In realtà, coloro che volessero provare a spiegare il perché delle politiche di austerità farebbero bene a ricordarsi a chi convengono e a chi nuocciono. A spiegarcelo è ancora una volta lucidamente Krugman, benché sia un analista borghese ed in sostanza conservatore: le politiche di austerità costituiscono una garanzia per i detentori di titoli di debito, perché assicurano che questi verranno ripagati, e non hanno nuociuto eccessivamente ai profitti dei più ricchi.
Al contempo, esse colpiscono direttamente i lavoratori. Questo ci viene detto dagli stessi Alesina ed Ardagna! Ardagna, nella sua intervista al Sole24 ore, dichiarava anche che “i tagli di spesa corrente riescono ad innescare effetti positivi soprattutto attraverso gli effetti che hanno sul lato dell’offerta aggregata, in quanto generano una moderazione salariale anche nel settore privato, favorendo competitività, profittabilità delle imprese e investimenti privati”.
Alesina, d’altro canto, in un articolo del 2010 ci rammenta che “tagli agli stipendi del settore pubblico possono influenzare le negoziazioni del settore privato, portando ad una moderazione salariale in entrambi i settori.
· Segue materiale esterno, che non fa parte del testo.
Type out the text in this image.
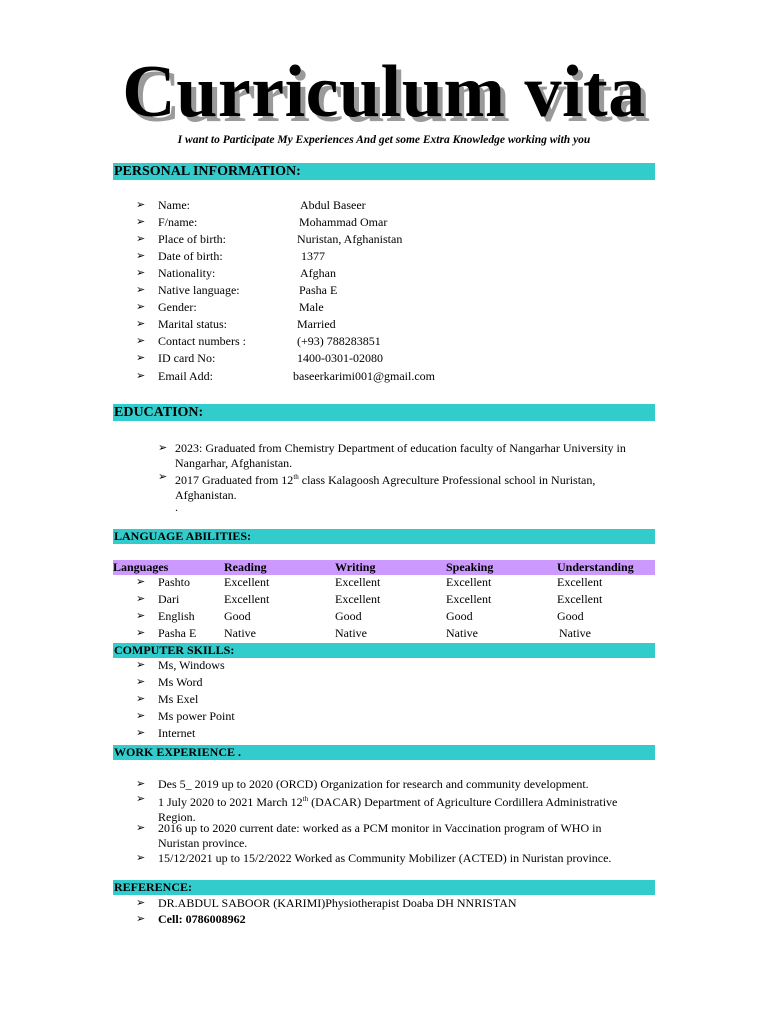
Curriculum vita
I want to Participate My Experiences And get some Extra Knowledge working with you
PERSONAL INFORMATION:
➢	Name:	Abdul Baseer
➢	F/name:	Mohammad Omar
➢	Place of birth:	Nuristan, Afghanistan
➢	Date of birth:	1377
➢	Nationality:	Afghan
➢	Native language:	Pasha E
➢	Gender:	Male
➢	Marital status:	Married
➢	Contact numbers :	(+93) 788283851
➢	ID card No:	1400-0301-02080
➢	Email Add:	baseerkarimi001@gmail.com
EDUCATION:
➢ 2023: Graduated from Chemistry Department of education faculty of Nangarhar University in
Nangarhar, Afghanistan.
➢ 2017 Graduated from 12th class Kalagoosh Agreculture Professional school in Nuristan,
Afghanistan.
.
LANGUAGE ABILITIES:
Languages	Reading	Writing	Speaking	Understanding
➢	Pashto	Excellent	Excellent	Excellent	Excellent
➢	Dari	Excellent	Excellent	Excellent	Excellent
➢	English Good	Good	Good	Good
➢	Pasha E Native	Native	Native	Native
COMPUTER SKILLS:
➢	Ms, Windows
➢	Ms Word
➢	Ms Exel
➢	Ms power Point
➢	Internet
WORK EXPERIENCE .
➢	Des 5_ 2019 up to 2020 (ORCD) Organization for research and community development.
➢	1 July 2020 to 2021 March 12th (DACAR) Department of Agriculture Cordillera Administrative
Region.
➢	2016 up to 2020 current date: worked as a PCM monitor in Vaccination program of WHO in
Nuristan province.
➢	15/12/2021 up to 15/2/2022 Worked as Community Mobilizer (ACTED) in Nuristan province.
REFERENCE:
➢	DR.ABDUL SABOOR (KARIMI)Physiotherapist Doaba DH NNRISTAN
➢	Cell: 0786008962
Riduzioni nei sussidi di disoccupazione possono incrementare la volontà dei lavoratori di accettare certi lavori a certi livelli di salario” [6].
Dichiarazioni di una sincerità quasi disarmante, che dovrebbero essere declamate a quanti ancora, anche a sinistra, credono che i politici europei attuino politiche di austerità perché “stupidi”.